At Glasses Direct [interest declared] we help our customers find their ideal glasses with our Virtual Mirror, which allows people to virtually try on glasses while they’re browsing. We want people to use the resulting images to get other people’s opinions on their looks. ‘Do I look good in this’ becomes a question you can ask your community, not just one shopping companion or the store assistant. Retailers like us are looking at ground-breaking ways to visualise products online, especially when the products face higher than average barriers to sale.

And then there’s Zappos, who use customer service to create a ‘personal emotional connection’ with their customers – something that helps it overcome barriers to buying shoes online, drives loyalty and therefore repeat purchase, and helps them sell over a $1b of shoes every year online.

The second wave of ecommerce isn’t about necessarily unique or high technologies, but how we, as retailers of the fitted or fashion product, can fashion practical online solutions to each of our own consumer bases’ needs. I believe that in years to come it is likely that every retailer will be able to offer price, range and convenience like Amazon, and so the real competition will be around the customer experience and the customer service. We’re just ahead of the curve by prioritising these now. This is why, as I said in a blog post after a visit to the company, Zappos, who calls itself ‘a service company that happens to sell shoes’, it will probably in time, replace Amazon as the e-commerce ‘gold standard’.
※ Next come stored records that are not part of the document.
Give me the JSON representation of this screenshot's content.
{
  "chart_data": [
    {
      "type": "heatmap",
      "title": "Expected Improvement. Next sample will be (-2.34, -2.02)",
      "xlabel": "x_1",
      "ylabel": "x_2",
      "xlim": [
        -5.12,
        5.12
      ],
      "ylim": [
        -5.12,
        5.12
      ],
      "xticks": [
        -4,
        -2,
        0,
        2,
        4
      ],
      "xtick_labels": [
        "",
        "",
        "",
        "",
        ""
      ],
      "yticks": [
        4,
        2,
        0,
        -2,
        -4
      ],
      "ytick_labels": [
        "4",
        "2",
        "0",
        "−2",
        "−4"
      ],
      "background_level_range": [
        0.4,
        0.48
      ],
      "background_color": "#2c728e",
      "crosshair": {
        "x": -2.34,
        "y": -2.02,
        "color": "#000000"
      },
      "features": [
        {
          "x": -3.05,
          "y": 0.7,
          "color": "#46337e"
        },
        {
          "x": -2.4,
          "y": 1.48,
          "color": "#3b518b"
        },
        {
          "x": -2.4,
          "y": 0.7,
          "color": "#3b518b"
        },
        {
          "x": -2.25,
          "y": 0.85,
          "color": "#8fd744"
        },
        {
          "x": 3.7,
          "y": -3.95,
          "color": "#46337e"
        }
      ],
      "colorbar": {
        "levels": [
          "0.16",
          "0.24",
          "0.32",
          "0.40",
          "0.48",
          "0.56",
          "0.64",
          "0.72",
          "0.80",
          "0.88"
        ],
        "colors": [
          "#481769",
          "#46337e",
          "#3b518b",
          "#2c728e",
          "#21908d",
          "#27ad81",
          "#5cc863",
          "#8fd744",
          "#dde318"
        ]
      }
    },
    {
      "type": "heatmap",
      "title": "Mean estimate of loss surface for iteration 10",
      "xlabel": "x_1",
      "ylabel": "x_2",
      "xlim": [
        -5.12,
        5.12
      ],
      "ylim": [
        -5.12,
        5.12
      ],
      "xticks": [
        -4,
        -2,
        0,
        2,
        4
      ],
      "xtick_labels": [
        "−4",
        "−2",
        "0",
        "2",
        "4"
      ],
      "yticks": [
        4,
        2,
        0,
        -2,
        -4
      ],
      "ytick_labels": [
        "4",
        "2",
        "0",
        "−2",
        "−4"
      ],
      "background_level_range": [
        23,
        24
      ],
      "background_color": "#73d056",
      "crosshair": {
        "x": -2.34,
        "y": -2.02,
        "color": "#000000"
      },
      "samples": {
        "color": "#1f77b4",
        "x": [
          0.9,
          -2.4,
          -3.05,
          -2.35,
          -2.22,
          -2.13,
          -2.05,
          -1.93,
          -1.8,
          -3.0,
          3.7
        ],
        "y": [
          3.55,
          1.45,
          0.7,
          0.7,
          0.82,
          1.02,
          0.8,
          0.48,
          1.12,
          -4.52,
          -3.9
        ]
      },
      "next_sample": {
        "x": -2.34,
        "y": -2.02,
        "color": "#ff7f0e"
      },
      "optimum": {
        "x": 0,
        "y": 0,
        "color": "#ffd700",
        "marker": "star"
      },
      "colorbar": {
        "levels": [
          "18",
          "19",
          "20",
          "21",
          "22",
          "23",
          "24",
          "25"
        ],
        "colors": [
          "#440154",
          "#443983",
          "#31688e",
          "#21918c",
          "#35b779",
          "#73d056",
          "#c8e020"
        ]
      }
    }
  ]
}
Now that the first group of second wave companies has proved that the public, investors and the city all buy in to the prospects of companies dealing thin the high-touch, entrepreneurs should be scrutinising the high street for possibilities. Most of the obvious e-commerce first wave opportunities may well have been seized, but there are many second wave opportunities still out there. Look around and anything that says ‘tailor made’ on, is not sacred to the high street anymore.